Cet après-midi j’ai regardé les photographies prises ces derniers mois avec mon téléphone. J’aime bien trier dans ce mélange, revoir des choses déjà vues et oubliées, avec au milieu les peintures toutes oubliées elles aussi, elles surtout… Mes mains ont plus de mémoire que mes yeux. Ce téléphone me tient lieu de béquille, il encourage la paresse de ma mémoire visuelle. Je m’en remets complément à lui au point que j’ai parfois l’impression que mon cerveau est ailleurs, dans les nuages, le cloud… au fond de ma poche sans doute !
Autrefois, l’image était dans une boîte close, une « chambre », une camera. Aujourd’hui, elle est indubitablement tele : « loin », « au loin ». L’artiste d’aujourd’hui se doit justement de ne pas être contemporain, il lui faut plutôt être en avance sur son temps, sur les images de son temps, « voir loin », exercer sa télévision : naïve rêverie bourgeoise qui voudrait toujours savoir de quoi sera fait le lendemain pour jouir dans les affaires d’un petit coup d’avance !
Je ne vois rien, je suis un manuel qui aspire à peindre en aveugle. Titien, Matisse, Monet… n’ont jamais été aussi bon que lorsqu’ils n’y voyaient plus rien. Si les peintures préhistoriques nous séduisent encore tant c’est qu’elles ont été réalisées dans une quasi obscurité. D’ailleurs, l’erreur est de les montrer avec un éclairage trop fort et constant. La faible lueur dansante d’un flambeau suffirait, elle seule est propice car elle ne dresse pas une frontière brutale entre ombre et lumière.

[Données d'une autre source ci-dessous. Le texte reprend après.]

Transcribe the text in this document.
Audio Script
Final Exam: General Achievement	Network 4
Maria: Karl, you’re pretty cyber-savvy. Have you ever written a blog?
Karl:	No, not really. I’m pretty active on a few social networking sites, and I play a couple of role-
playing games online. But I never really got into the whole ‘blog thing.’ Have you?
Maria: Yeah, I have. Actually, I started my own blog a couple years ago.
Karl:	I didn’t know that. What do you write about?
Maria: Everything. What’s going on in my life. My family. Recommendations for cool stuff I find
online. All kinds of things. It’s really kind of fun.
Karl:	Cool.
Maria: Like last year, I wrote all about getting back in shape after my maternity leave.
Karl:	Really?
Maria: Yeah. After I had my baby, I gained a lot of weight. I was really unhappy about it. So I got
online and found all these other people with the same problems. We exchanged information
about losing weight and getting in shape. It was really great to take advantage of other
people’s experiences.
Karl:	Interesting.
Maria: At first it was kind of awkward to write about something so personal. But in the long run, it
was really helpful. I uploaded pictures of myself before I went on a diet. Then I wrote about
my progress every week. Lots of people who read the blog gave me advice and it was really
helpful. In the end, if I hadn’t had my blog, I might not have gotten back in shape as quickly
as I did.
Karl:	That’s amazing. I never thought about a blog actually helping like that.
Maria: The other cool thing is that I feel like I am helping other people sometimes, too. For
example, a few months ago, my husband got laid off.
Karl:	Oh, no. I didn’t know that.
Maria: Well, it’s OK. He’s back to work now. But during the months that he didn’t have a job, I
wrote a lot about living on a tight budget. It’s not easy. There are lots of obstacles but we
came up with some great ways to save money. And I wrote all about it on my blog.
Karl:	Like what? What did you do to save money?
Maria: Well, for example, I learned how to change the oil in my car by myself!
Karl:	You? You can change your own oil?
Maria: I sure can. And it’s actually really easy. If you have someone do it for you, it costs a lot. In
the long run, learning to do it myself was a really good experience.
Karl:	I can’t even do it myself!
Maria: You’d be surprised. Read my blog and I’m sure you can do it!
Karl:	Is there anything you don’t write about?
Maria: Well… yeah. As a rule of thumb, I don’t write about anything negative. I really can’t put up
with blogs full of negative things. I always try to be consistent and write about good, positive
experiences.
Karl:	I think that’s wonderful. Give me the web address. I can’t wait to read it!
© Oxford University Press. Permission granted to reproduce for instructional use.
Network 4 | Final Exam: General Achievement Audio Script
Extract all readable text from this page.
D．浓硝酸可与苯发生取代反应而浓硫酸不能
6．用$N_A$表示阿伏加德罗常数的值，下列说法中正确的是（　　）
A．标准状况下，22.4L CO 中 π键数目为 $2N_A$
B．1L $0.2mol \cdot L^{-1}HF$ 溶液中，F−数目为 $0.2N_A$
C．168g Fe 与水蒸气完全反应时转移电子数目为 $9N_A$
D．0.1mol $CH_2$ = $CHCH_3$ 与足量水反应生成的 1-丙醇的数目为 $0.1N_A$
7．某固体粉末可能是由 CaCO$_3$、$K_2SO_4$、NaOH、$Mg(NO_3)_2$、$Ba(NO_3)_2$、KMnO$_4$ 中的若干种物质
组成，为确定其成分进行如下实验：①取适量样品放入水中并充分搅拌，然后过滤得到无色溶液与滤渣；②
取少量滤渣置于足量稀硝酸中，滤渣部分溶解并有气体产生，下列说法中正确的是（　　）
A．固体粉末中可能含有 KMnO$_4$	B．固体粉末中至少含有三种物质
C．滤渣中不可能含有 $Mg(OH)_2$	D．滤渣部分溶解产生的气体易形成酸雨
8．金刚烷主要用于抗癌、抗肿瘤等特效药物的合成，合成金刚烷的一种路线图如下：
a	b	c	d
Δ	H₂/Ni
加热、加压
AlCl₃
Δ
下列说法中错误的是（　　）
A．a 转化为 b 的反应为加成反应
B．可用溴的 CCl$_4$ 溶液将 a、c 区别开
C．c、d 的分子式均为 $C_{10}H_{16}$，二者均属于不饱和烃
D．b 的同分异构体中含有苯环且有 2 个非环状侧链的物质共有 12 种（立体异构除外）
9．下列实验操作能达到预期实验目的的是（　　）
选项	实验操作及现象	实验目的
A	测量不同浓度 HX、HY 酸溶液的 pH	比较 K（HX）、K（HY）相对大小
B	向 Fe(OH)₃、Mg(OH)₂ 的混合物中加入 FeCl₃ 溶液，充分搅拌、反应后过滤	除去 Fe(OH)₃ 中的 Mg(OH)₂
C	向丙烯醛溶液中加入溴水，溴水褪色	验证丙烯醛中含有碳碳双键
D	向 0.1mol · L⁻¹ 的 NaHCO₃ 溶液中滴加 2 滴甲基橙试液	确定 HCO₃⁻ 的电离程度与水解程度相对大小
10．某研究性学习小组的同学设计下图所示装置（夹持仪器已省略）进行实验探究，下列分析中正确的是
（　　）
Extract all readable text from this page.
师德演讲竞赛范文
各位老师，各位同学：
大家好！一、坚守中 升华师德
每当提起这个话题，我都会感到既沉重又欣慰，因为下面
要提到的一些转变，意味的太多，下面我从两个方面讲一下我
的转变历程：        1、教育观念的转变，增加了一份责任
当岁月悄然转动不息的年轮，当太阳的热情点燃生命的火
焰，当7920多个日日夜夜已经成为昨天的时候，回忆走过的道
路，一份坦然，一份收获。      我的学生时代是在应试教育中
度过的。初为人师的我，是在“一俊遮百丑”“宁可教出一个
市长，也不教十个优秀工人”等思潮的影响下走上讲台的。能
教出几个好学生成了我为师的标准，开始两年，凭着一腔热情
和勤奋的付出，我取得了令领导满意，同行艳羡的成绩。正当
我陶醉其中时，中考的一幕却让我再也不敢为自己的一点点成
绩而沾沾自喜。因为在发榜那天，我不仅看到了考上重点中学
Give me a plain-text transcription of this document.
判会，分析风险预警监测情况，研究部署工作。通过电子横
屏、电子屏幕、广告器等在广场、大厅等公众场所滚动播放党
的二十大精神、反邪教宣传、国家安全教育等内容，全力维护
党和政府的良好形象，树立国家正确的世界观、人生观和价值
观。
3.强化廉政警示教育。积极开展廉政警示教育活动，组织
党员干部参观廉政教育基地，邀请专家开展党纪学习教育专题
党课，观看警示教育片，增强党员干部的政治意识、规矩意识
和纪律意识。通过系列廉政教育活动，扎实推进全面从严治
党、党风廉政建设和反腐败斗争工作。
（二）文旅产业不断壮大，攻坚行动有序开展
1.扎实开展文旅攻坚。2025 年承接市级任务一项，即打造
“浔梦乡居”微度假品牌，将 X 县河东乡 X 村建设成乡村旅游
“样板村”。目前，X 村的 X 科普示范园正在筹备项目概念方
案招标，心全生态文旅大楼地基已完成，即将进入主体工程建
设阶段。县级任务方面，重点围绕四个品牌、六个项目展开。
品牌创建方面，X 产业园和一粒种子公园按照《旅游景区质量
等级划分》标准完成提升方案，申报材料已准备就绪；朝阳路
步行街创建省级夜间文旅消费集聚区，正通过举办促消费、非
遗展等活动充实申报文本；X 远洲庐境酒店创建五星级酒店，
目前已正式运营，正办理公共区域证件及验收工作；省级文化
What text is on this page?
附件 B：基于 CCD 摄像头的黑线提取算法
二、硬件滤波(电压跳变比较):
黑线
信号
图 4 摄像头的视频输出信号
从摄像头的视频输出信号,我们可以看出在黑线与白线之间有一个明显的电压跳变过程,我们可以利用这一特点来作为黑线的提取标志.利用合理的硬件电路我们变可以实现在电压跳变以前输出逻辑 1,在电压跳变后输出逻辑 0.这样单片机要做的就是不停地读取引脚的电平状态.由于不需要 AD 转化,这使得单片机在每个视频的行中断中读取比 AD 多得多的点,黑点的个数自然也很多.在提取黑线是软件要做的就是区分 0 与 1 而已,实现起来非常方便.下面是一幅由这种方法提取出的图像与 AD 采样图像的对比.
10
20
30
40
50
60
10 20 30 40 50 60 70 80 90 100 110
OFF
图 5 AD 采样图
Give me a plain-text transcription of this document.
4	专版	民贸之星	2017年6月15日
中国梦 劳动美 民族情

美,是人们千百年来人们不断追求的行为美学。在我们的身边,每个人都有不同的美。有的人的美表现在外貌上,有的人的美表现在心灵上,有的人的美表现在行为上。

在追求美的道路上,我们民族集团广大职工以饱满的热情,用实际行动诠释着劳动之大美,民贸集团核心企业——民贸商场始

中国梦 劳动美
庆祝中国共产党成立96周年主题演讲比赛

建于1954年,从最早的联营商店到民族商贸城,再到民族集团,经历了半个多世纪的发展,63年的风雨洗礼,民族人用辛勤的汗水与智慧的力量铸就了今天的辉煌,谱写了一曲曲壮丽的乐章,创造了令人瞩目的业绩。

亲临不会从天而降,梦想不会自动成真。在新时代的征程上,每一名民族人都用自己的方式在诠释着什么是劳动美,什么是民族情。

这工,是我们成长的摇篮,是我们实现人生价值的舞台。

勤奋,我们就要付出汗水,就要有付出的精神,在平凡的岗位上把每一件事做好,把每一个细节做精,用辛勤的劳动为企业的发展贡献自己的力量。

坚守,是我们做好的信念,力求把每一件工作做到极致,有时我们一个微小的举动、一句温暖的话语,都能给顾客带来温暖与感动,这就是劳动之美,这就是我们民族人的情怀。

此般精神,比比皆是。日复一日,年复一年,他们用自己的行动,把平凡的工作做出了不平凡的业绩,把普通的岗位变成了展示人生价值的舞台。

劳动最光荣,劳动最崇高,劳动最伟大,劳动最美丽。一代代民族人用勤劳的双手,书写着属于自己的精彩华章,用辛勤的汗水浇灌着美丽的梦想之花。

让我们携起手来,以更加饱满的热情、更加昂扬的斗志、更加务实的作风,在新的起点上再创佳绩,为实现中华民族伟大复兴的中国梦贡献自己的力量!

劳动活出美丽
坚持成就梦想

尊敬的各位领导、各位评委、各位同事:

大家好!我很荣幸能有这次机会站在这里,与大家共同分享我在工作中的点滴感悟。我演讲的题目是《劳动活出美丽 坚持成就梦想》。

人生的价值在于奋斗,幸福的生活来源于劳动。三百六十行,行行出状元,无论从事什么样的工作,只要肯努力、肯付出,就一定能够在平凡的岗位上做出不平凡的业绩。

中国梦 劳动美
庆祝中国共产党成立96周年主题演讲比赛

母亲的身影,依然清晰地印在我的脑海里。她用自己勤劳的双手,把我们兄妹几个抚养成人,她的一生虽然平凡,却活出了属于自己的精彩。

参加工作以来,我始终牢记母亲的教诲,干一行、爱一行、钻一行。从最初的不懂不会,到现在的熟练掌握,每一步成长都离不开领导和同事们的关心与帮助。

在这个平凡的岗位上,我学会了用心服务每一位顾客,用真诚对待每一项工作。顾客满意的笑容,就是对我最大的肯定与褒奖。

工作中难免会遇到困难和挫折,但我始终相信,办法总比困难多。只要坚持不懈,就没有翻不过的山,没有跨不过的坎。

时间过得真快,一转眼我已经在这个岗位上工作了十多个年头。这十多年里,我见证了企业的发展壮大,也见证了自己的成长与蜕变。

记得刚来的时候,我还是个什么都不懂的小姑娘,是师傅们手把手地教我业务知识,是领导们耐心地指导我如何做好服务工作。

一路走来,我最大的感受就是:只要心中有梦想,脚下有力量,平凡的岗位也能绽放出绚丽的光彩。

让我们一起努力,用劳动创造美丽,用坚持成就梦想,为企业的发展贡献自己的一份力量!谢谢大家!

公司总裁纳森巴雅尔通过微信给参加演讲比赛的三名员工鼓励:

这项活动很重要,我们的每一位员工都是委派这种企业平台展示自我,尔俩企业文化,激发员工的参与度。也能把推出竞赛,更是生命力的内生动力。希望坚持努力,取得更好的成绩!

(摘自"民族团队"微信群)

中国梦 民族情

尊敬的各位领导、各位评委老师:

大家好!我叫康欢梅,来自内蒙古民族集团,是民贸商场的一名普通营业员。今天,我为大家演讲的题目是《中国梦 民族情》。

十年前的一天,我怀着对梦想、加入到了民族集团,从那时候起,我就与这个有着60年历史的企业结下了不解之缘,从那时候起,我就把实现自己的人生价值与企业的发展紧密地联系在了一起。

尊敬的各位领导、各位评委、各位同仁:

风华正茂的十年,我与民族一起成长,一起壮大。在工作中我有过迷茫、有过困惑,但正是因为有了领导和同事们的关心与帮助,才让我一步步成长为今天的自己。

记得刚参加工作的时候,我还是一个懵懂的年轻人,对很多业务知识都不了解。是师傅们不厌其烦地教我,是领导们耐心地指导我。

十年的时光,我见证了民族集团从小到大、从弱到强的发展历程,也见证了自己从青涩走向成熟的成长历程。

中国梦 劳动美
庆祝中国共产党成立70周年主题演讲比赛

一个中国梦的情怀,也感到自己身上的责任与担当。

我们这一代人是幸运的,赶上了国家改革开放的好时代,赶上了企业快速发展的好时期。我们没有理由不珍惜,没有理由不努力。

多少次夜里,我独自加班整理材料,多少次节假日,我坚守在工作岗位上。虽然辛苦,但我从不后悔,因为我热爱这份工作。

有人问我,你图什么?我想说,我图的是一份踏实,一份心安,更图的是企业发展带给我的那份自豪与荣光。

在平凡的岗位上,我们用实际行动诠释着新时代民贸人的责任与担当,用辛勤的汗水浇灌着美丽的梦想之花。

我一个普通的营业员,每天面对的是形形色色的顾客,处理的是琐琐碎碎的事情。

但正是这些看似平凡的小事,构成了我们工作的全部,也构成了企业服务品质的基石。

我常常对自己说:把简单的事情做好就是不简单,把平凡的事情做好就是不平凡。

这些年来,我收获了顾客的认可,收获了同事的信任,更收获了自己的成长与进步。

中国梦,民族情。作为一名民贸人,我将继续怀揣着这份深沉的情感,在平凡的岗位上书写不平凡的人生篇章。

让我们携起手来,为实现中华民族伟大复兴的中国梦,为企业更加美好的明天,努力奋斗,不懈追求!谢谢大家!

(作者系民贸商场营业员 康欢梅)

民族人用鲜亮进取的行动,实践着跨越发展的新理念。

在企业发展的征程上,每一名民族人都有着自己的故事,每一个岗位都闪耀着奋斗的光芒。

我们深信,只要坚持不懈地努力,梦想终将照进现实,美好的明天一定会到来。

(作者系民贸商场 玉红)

Paradoxalement, la fermeté du peintre croît avec son inévitable infirmité visuelle : moins il voit mieux il peint ! C’est alors qu’il s’en remet au corps et que sa main comme un oscilloscope, trace une biographie en prise directe avec le pneuma. Le « non » du peintre, c’est son renoncement progressif à l’image au profit de cette expérience du corps. C’est la teneur véritable de l’image, ce qui se voit comme par magie. Il s’agit bien d’un choix, d’une négativité fruit d’un long processus qui demande persévérance pour sortir de l’illusion d’un regard lointain et stratège. Ce « non » même nomme le peintre comme celui qui donne forme au souffle en couleurs en se libérant du mirage des images. Il ne projette ni n’objecte d’images, il manie les couleurs comme des humeurs émanant de son corps pour coloniser la surface de la peinture, comme les corps des amants se colonisent l’un l’autre.